Empresários da Índia, Coreia do Sul, Emirados Árabes Unidos e Eritreia fazem parte dos investidores estrangeiros que estão a aplicar recursos financeiros para a abertura de fábricas na Zona Económica Especial (ZEE) Luanda/Bengo.
A título de exemplo, empresários dos Emirados Árabes Unidos investiram, na ZEE, na montagem de uma fábrica de produtos agrícolas, como de montagem de tractores, enquanto indianos estão a investir na montagem de uma fábrica de leite e de sacos de ráfia.
De acordo com fonte que falava à imprensa, essas unidades fabris podem entrar em funcionamento ainda em Novembro próximo.
A fonte referiu também que os empresários da Eritreia estão a instalar uma fábrica de sabão e sabonetes.
A Sociedade de Desenvolvimento da ZEE, criada em 2009, espera receber investimentos da China, França, Japão, Portugal, África do Sul e Estados Unidos da América.
Nos 10 anos de existência, foram inauguradas seis indústrias que permitiram a criação de 300 novos postos de trabalho.
Com 160 empresas instaladas, no âmbito do Programa de Privatizações (Propriv), vinte e cinco aguardam pela privatização, depois da alienação de cinco unidades fabris no decurso deste ano.
Na ZEE, estão instaladas fábricas ligadas à indústria alimentar, bebidas, metalurgia, de materiais de construção civil, plásticos, montagem de veículos, tintas e vernizes e carpintaria.
Além disso, encontram-se na ZEE serviços diversos de apoio aos industriais, como energia eléctrica, água, telecomunicações, unidade de bombeiros, Polícia, Migração e Estrangeiros, entre outros.
Na mensagem de aniversário dirigida aos trabalhadores e investidores da ZEE, o presidente do Conselho de Administração (PCA), Henriques da Silva, reiterou a abertura do espaço, para o investimento privado, considerando estarem criadas as condições para o efeito.

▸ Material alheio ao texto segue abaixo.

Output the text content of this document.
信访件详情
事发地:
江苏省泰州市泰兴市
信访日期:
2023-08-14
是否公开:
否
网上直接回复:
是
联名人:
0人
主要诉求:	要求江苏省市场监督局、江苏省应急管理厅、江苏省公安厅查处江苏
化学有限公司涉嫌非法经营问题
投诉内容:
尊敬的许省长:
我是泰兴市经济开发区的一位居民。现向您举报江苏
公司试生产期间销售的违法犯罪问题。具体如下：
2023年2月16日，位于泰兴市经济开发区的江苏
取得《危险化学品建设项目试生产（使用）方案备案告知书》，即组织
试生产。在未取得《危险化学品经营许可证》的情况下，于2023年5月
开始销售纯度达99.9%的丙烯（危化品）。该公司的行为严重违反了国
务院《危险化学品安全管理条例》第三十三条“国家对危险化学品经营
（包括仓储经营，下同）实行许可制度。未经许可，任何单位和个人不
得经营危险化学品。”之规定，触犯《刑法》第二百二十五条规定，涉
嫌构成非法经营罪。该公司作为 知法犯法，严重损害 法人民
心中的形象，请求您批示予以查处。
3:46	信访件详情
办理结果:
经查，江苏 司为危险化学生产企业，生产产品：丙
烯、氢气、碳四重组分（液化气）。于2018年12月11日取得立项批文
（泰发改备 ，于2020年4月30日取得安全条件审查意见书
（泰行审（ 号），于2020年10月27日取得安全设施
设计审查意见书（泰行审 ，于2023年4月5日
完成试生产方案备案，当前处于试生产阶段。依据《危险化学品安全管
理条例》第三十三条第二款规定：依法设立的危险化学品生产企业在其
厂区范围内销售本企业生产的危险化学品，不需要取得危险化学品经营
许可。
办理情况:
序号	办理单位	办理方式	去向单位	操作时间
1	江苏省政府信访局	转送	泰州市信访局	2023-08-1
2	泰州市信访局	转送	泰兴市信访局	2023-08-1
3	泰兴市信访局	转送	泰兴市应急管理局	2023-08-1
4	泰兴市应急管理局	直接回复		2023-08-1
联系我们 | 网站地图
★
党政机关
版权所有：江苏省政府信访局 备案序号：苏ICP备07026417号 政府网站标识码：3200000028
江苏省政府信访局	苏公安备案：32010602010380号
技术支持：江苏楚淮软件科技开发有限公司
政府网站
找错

A diplomacia económica constitui uma das estratégias do Conselho de Administração da ZEE, para a atracção de novos investimentos, disse Henriques da Silva.
A ZEE Luanda-Bengo tem como missão principal desenvolver e gerir espaços infra- estruturados, flexíveis, com vantagens competitivas e segurança.
É também sua missão promover a produção interna, com qualidade, em substituição das importações e gerar emprego qualificado, com vista à redução da pobreza e elevação dos níveis de produtividade nacionais.